Pilate's argument was strengthened by an affidavit filed by Dr. Joel Zivot of Emory University, who wrote that Bucklew's airway is so "severely compromised and obstructed," especially when he's lying flat, that it could easily be ruptured, raising the risk that Bucklew could choke or suffocate, CNN reported.

"If you touch it, it bleeds," Zivot added, referring to Bucklew's airway.
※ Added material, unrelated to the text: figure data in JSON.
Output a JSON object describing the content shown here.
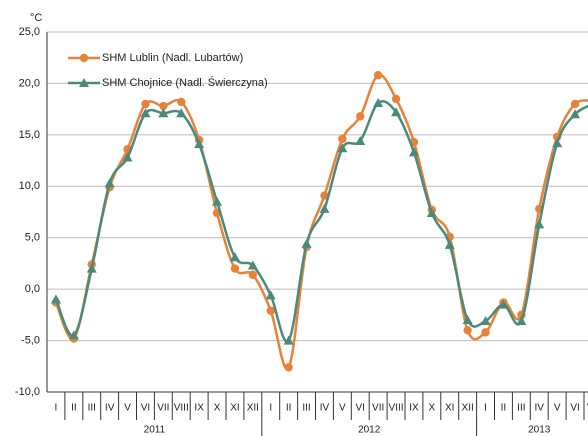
{
  "chart_data": {
    "type": "line",
    "y_unit": "°C",
    "categories": [
      "I",
      "II",
      "III",
      "IV",
      "V",
      "VI",
      "VII",
      "VIII",
      "IX",
      "X",
      "XI",
      "XII",
      "I",
      "II",
      "III",
      "IV",
      "V",
      "VI",
      "VII",
      "VIII",
      "IX",
      "X",
      "XI",
      "XII",
      "I",
      "II",
      "III",
      "IV",
      "V",
      "VI",
      "VII"
    ],
    "years": [
      "2011",
      "2012",
      "2013"
    ],
    "series": [
      {
        "name": "SHM Lublin (Nadl. Lubartów)",
        "color": "#e8823a",
        "marker": "circle",
        "values": [
          -1.3,
          -4.8,
          2.4,
          9.9,
          13.6,
          18.0,
          17.8,
          18.2,
          14.5,
          7.4,
          2.0,
          1.4,
          -2.1,
          -7.6,
          4.1,
          9.1,
          14.6,
          16.8,
          20.8,
          18.5,
          14.3,
          7.7,
          5.1,
          -4.0,
          -4.2,
          -1.3,
          -2.5,
          7.8,
          14.8,
          18.0,
          18.3
        ]
      },
      {
        "name": "SHM Chojnice (Nadl. Świerczyna)",
        "color": "#4a8a7a",
        "marker": "triangle",
        "values": [
          -1.0,
          -4.5,
          2.0,
          10.3,
          12.8,
          17.1,
          17.1,
          17.1,
          14.1,
          8.5,
          3.1,
          2.3,
          -0.6,
          -5.0,
          4.4,
          7.8,
          13.7,
          14.4,
          18.1,
          17.2,
          13.3,
          7.4,
          4.3,
          -3.0,
          -3.1,
          -1.5,
          -3.1,
          6.3,
          14.2,
          17.0,
          18.0
        ]
      }
    ],
    "ylim": [
      -10,
      25
    ],
    "yticks": [
      {
        "value": -10,
        "label": "-10,0"
      },
      {
        "value": -5,
        "label": "-5,0"
      },
      {
        "value": 0,
        "label": "0,0"
      },
      {
        "value": 5,
        "label": "5,0"
      },
      {
        "value": 10,
        "label": "10,0"
      },
      {
        "value": 15,
        "label": "15,0"
      },
      {
        "value": 20,
        "label": "20,0"
      },
      {
        "value": 25,
        "label": "25,0"
      }
    ],
    "grid": true,
    "legend": "top-left"
  }
}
In the decision, Justice Samuel Alito wrote, "Bucklew's unrebutted medical evidence demonstrates the requisite sufficient likelihood of unnecessary pain and suffering beyond the constitutionally permissible amount inherent in all executions."

"The irreparable harm to Bucklew is great in comparison to the harm to the state from staying the execution," they concluded.

The 46-year-old was convicted in 1997 of kidnapping and first-degree murder for having fatally shot Michael Sanders, his ex-girlfriend's presumed new boyfriend. Bucklew also reportedly kidnapped his ex-girlfriend Stephanie Ray Pruitt and raped her, before wounding a state trooper in a subsequent gunfight.

In the U.S. Supreme Court's decision, the court document said that Bucklew's stay of execution will remain in effect until the 8th Circuit Court's rules on the matter, CNN reported.

In response to the decision, Michael Sanders' mother Dorothy was not happy, telling NBC News, "I'm not too thrilled."